How do you handle a product recall?

Product recalls are an unfortunate reality of modern retail. They are usually initiated because of safety problems but increasingly, regulatory or quality issues are behind the decision.

Addleshaw Goddard litigation lawyer Mark Chesher says speed, planning and communication are key to a successful product recall.

“Reacting quickly to an issue can demonstrate your company’s commitment to quality and safety and could enhance its reputation,” says Chesher.

Efficiency is essential to minimise reputational damage. Recall plans should be tested regularly to ensure staff know their roles and responsibilities in advance.

“Communication is essential and it is important to ensure a clear, consistent message is given to the right people at the right time,” says Chesher.

Early engagement with the relevant regulatory bodies might reduce the risk of criminal prosecution and sanctions at a later stage.
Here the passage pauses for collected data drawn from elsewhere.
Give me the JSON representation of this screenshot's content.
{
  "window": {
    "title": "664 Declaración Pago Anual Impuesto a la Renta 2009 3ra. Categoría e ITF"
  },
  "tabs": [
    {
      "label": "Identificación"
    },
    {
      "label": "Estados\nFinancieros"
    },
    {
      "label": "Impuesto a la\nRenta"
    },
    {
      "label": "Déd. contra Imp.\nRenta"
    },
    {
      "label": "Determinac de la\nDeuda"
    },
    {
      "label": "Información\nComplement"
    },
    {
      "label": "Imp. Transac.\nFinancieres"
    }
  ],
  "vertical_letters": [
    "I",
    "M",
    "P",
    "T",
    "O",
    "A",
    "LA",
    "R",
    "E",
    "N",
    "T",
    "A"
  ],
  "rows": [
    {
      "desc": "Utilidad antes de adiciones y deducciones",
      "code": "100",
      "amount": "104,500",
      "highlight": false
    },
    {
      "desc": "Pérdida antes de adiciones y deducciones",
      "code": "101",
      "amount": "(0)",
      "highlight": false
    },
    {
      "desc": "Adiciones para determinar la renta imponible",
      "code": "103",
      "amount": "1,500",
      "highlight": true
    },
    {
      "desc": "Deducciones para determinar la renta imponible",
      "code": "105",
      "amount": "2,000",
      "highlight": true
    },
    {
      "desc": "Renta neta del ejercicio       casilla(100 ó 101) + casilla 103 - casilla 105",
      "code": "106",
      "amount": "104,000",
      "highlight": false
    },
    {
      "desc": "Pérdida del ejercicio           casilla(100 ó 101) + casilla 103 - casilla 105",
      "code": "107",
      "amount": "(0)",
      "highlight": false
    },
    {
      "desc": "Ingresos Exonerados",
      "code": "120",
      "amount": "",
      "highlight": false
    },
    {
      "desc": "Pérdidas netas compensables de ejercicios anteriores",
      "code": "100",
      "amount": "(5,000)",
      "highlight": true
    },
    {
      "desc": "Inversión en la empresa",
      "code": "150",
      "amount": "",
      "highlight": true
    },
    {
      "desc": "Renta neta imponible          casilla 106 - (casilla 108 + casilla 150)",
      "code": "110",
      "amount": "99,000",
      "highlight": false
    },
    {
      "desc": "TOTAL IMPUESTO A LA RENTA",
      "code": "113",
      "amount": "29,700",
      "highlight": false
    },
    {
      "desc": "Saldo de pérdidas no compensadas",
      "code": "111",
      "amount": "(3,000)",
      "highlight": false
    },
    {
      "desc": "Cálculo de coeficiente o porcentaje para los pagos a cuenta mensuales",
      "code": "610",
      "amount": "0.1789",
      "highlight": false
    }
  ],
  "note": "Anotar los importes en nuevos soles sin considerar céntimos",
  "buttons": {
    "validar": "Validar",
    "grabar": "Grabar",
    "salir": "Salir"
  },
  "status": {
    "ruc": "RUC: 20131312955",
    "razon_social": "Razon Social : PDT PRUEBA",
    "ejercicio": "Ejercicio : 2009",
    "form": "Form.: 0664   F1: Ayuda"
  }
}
Any corrective message to customers must be clear and simple, and insurers should also be informed without delay.

International product recall is inevitably more complex but retailers should be aware of the long-term risks of failing to carry out a comprehensive recall if necessary.

“Local regulations may require a nuanced approach but obviously inconsistent treatment of consumers can lead to a perception that some are treated less favourably based purely on geography,” says Chesher.

“While more costly in the short term, risk to reputation may justify a global approach even if that goes beyond the legal requirements of some markets.”